Brief Summary:
Aim of this study is (1) to test and further develop a new non-invasive ultrasound method, and (2) to gain new insight into microcirculatory alterations during critical disease, particularly in critical septic shock patients.
Although early identification and treatment of sepsis have had top priority among the working tasks of the international 'Surviving Sepsis Campaign' society (collaboration of the Society of Critical Care Medicine and the European Society of Intensive Care Medicine) for several years, which have led to improved survival over the last two decades, there is no objective validated diagnostic test to identify or to support the clinical diagnosis at an early stage. Analogous, there is no validated monitoring system available to guide and evaluate the effects of stabilizing measurements in sepsis, or other critical disease, at the microcirculatory level. And thus, there is an enormous knowledge gap regarding dynamic changes at the microcirculatory level during sepsis and other critical disease.
Goal with this study is to investigate the robustness of this new US-technology, regarding its ability to identify and monitor critical microcirculatory impairment during critical disease. The investigators believe this technology may improve early diagnosis and thus early initiation of adequate treatment in septic shock. Its mobile and non-invasive qualities, as in most ultrasound methods, substantiate its availability to a wide range of clinical settings.
Detailed Description:
Critical disease, e.g. life threatening septic shock triggered from infections with multiorgan failure, demands aggressive medical treatment in specialized intensive care units (ICU). Incidences and mortality of sepsis vary significant, depending on regional medical culture, diagnostic criteria and the time span and method of data collection.
Common clinical appearance of critical disease is often life threatening low blood pressure, impaired consciousness up to coma, abnormal breathing patterns, and then subsequently secondary organ failures which further increases mortality.
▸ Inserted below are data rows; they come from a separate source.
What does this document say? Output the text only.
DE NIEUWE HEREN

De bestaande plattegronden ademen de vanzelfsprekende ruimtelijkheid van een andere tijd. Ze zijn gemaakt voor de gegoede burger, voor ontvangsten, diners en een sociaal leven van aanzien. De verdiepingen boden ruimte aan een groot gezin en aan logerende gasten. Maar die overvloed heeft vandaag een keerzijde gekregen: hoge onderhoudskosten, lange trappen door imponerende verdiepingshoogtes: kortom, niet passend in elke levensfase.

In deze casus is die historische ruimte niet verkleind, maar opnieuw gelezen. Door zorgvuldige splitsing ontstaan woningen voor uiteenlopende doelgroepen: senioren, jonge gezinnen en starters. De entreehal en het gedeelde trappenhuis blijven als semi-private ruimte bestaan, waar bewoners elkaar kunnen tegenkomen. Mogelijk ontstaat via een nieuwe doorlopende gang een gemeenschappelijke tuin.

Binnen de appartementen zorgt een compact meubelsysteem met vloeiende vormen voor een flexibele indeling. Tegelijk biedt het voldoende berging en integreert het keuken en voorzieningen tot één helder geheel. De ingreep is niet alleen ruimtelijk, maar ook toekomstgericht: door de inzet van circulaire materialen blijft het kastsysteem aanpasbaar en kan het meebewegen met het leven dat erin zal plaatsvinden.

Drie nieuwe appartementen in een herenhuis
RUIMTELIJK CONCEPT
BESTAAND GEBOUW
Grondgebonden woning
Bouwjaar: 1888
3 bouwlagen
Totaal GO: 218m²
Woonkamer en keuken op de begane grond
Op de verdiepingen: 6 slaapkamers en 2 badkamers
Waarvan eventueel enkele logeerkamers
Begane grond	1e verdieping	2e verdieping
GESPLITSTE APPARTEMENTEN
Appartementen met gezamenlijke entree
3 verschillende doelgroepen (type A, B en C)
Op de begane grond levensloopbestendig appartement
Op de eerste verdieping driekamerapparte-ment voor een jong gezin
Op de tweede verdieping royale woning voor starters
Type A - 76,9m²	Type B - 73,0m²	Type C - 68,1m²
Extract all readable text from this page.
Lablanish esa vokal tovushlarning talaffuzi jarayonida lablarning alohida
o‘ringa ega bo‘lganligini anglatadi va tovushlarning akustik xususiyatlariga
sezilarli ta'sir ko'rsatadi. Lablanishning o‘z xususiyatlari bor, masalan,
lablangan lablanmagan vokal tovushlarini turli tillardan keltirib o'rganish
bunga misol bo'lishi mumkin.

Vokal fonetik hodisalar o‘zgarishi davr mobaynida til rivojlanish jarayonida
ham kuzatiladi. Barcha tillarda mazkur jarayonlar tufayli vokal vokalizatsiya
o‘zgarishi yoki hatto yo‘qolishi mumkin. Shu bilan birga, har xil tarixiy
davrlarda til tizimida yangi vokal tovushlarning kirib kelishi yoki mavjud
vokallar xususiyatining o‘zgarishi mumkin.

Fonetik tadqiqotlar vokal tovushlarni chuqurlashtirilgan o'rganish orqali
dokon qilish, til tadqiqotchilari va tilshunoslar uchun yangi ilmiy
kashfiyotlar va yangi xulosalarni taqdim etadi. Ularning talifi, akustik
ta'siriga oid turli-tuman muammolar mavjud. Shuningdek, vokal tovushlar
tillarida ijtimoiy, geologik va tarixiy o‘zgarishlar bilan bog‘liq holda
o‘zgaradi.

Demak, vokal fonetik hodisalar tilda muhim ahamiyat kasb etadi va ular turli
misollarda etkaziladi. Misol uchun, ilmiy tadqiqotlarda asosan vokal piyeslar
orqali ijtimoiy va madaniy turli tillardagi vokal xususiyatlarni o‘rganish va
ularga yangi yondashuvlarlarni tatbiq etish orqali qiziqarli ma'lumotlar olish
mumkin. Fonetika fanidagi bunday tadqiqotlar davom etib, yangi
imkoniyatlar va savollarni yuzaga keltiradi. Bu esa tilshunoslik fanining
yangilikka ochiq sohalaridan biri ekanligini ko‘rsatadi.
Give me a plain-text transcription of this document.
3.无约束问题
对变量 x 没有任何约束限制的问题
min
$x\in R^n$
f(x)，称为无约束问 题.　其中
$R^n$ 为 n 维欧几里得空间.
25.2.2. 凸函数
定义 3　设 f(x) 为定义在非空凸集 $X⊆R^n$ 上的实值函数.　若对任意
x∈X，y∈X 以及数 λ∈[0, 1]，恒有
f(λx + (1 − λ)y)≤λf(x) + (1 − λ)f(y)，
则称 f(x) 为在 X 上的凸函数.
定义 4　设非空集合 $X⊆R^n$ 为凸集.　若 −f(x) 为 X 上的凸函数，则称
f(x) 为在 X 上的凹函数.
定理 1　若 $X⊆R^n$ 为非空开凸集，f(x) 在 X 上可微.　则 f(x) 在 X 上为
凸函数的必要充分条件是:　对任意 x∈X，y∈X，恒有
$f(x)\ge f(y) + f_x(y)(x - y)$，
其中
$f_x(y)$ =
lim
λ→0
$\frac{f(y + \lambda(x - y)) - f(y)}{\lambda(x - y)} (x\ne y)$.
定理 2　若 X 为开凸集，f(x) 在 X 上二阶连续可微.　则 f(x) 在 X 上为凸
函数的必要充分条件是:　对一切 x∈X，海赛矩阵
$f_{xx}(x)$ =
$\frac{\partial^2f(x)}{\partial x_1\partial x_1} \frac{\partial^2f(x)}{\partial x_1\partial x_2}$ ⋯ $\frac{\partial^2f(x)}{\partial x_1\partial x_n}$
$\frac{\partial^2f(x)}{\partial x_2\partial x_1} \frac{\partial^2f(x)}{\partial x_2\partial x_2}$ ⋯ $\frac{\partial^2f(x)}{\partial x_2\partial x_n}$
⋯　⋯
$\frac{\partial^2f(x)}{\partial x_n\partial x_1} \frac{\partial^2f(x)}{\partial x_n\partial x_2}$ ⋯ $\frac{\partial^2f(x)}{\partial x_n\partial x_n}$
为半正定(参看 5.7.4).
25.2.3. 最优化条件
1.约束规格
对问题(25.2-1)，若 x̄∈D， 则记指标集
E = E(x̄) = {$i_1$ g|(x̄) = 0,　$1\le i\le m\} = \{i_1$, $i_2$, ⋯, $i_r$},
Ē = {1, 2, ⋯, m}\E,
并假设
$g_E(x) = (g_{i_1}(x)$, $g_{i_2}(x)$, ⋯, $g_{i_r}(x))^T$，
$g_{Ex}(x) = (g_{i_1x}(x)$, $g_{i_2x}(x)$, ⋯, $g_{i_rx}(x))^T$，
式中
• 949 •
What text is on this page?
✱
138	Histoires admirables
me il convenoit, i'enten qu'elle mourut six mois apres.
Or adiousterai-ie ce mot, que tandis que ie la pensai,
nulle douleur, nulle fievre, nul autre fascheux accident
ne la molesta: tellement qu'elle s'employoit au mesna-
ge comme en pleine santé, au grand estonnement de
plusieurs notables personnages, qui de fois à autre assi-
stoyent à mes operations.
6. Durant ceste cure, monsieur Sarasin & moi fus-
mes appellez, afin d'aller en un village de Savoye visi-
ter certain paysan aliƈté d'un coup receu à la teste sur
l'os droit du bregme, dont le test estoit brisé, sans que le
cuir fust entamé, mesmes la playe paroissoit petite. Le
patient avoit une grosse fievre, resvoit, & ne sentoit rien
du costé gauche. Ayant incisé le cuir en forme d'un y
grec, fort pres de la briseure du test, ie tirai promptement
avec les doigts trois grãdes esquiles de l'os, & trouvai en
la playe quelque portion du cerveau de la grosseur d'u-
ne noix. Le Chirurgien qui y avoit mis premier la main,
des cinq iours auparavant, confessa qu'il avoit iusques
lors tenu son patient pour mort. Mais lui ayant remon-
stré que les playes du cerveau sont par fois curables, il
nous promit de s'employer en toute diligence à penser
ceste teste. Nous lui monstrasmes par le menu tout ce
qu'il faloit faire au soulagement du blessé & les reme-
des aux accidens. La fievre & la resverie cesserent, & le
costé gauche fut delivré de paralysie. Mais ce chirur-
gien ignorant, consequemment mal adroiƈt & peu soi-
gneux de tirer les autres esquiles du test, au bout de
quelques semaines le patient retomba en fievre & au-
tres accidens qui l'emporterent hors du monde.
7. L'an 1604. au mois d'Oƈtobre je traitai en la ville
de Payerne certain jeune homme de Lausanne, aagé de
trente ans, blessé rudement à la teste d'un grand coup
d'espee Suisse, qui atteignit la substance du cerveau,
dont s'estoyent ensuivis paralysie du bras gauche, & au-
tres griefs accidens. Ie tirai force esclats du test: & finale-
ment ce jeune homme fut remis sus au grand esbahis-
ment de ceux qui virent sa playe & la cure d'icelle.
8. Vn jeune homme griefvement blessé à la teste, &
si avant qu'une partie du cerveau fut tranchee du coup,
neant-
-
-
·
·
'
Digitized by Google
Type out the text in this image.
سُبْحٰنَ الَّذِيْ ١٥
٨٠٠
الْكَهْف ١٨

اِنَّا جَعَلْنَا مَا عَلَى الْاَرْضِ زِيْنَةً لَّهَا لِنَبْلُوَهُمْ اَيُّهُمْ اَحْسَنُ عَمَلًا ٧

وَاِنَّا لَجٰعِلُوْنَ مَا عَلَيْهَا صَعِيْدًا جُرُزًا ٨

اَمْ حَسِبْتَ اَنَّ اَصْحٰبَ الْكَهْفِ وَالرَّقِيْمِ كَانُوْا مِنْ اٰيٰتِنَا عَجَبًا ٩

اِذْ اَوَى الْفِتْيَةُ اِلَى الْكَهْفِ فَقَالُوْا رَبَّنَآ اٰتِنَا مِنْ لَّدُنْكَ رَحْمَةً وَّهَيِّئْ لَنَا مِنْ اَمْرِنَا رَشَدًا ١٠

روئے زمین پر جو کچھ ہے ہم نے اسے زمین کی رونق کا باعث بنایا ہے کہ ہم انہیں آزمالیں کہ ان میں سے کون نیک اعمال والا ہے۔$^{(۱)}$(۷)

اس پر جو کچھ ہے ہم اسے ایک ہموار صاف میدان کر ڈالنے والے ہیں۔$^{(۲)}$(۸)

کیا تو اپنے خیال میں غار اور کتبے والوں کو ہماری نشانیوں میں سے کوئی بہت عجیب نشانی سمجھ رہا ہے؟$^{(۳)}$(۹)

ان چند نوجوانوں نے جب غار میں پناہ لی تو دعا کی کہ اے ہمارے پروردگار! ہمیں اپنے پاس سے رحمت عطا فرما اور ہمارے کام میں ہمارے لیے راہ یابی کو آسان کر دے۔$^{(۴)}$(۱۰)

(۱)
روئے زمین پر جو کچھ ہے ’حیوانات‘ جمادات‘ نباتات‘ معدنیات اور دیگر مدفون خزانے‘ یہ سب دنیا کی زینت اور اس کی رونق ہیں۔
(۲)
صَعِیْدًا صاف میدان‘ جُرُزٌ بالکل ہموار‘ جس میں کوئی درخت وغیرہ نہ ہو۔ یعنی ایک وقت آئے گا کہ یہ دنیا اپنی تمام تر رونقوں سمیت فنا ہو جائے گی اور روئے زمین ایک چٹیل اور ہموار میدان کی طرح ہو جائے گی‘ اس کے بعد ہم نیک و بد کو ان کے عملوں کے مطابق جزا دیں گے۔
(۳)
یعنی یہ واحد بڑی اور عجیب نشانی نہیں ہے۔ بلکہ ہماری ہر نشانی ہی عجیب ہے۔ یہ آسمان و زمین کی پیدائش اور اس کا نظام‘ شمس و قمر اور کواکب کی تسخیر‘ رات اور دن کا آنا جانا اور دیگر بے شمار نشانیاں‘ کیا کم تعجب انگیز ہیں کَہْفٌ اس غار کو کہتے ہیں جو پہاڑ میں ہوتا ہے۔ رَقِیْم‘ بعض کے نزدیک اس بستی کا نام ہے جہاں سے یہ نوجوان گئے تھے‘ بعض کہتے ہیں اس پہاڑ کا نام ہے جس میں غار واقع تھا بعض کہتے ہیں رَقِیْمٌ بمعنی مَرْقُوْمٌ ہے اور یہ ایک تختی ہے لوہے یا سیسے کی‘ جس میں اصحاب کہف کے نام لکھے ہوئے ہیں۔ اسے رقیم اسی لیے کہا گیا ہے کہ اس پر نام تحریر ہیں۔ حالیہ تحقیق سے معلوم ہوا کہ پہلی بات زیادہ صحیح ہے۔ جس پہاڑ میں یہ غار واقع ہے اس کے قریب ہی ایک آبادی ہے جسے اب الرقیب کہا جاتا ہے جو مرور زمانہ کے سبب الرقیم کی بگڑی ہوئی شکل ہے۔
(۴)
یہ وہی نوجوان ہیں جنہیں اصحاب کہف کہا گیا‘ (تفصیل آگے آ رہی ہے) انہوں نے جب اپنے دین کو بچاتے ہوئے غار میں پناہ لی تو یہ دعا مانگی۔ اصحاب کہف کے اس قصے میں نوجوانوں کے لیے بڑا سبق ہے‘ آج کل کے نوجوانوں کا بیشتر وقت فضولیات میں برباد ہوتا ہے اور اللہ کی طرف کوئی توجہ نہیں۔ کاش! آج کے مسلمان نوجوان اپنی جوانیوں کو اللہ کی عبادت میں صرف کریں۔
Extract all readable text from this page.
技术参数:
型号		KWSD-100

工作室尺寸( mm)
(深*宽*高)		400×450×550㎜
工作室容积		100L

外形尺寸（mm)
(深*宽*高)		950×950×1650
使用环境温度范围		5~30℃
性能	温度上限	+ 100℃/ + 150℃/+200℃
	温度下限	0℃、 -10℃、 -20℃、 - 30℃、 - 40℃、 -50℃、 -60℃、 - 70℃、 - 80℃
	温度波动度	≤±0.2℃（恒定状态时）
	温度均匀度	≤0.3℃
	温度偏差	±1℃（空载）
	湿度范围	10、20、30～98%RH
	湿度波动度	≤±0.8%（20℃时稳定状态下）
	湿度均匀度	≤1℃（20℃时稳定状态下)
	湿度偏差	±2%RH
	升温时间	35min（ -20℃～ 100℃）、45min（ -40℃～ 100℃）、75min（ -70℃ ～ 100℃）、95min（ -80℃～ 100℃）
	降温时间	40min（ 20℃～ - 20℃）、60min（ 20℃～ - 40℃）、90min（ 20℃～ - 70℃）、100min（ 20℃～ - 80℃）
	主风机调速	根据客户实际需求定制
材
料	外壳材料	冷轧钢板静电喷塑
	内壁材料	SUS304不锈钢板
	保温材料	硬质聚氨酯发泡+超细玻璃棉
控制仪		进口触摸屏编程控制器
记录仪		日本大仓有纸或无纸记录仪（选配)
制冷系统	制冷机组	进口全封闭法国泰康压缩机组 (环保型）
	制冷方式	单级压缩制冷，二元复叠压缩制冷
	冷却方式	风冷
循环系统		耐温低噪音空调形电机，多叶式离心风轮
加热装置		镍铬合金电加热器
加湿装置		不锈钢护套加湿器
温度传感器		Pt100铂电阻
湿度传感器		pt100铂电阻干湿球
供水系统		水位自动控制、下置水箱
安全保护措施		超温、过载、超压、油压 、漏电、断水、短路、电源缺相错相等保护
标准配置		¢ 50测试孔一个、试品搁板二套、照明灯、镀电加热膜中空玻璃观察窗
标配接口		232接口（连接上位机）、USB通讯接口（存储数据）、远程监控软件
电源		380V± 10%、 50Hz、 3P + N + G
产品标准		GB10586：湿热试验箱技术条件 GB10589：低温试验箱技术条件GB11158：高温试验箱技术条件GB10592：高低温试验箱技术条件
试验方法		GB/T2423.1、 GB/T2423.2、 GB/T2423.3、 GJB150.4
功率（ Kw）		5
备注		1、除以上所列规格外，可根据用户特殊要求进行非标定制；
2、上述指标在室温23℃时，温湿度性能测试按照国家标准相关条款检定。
The influence of these 'macro-haemodynamic symptoms', i.e. physiologic aberrations that can be assessed using standard patient monitoring systems, on the tissue micro-circulation where organ damage and finally cell death occurs, is only indirectly available for assessment. Basically, the coarse therapeutic approach to circulatory shock is to normalize macro-haemodynamic parameters, without any robust method to evaluate and monitor micro-circulatory effects. Thus, following current guidelines and clinical practice, it is sometimes not known for sure, on an individual basis, whether treatment and stabilization measures increase survival chances.
Studies of the microcirculation have been performed using invasive micro-dialysis, direct orthogonal polarization spectral imaging and direct side-stream dark-field microscopy. The wide use of these methods is challenged by the fact that they are very expensive and demand extended operator expertise.
The investigators think there is sufficient evidence to claim that further improvement in early diagnostic and therapy guidance of sepsis, septic shock and other critical disease, depends on increased knowledge of microcirculatory alterations, and widespread affordable technical solutions to detect and monitor the course of sepsis and other critical disease at the microcirculatory level.
At the Norwegian University of Technology and Science (NTNU), Department of Circulation and Medical Imaging (ISB), new ultrasound technology has been developed by Professor Hans Torp, which may offer an operator-independent, affordable and non-invasive method to evaluate microcirculation in humans.
In general, ultrasound is unique in that sense that it facilitates non-invasive imaging of anatomy and physiology. The unique with this new probe is the emittance of ultrasound waves from the whole cross-section of the probe surface.
To describe the expected spectrum of microcirculatory impairment during different stages of sepsis, septic shock and comparable critical disease, firstly US registrations are needed from persons with known normal microcirculation. Then, registrations of normal microcirculation are needed in persons exposed to increasing amounts of circulatory stress. Finally, microcirculatory conditions will be observed in patients with critical septic shock. Thus, firstly healthy volunteers are included, then stabile patients undergoing major planned surgery, and finally patients in critical septic shock demanding advanced intensive care treatment and monitoring.